Der Antrag von Herrn Henke, Herrn Dr. Botzlar, Herrn Dr. Emminger, Herrn Dr. Gehle, Herrn PD Dr. Scholz und Herrn Dr. Ungemach (Drucksache VIII – 53) wird zur weiteren Beratung an den Vorstand der Bundesärztekammer überwiesen:

Betroffene Patienten haben seit über zwei Jahren Anspruch auf die Spezialisierte Ambulante Palliativversorgung (SAPV: §§ 37b und 132d SGB V).

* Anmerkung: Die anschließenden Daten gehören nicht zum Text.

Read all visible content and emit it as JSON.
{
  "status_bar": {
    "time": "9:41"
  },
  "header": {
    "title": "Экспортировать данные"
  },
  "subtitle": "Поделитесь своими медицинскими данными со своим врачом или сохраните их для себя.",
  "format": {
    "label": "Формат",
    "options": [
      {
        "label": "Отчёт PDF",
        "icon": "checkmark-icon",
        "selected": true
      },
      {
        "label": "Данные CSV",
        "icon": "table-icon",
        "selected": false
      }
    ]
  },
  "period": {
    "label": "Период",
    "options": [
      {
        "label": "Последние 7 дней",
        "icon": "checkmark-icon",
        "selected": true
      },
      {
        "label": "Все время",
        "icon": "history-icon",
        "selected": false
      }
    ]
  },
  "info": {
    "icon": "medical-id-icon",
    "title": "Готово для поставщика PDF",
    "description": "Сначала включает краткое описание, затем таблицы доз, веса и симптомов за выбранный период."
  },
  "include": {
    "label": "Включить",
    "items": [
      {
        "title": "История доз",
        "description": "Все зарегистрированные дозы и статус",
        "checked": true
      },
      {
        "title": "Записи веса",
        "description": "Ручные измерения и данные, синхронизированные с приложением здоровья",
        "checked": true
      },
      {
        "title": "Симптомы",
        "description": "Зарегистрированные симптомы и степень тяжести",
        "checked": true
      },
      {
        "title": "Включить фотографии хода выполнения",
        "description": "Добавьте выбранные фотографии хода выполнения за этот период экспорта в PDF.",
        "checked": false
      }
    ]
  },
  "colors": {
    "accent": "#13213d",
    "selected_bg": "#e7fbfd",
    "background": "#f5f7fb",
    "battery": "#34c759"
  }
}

Die flächendeckende Umsetzung ist bis heute nicht ansatzweise vertraglich umgesetzt.

Die Bundesärztekammer wird aufgefordert, sich beim Bundesministerium für Gesundheit dafür einzusetzen, dass die Rechte Schwerkranker durch folgende Maßnahmen gestärkt werden:

  1. Die bestehende Gesetzeslage muss endlich durch flächendeckende Vertragsabschlüsse umgesetzt werden.
  2. Der Gemeinsame Bundesausschuss muss dringend die Genehmigungsauflage des Bundesministeriums für Gesundheit in die Neufassung der SAPV-Richtlinie einarbeiten.
  3. Auch die Allgemeine Ambulante Palliativversorung (AAPV) muss gestärkt werden durch:
    • verstärkte Fortbildung
    • verbesserte Finanzierung
    • bessere Vernetzung der verschiedenen Berufsgruppen und zwischen AAPV und SAPV.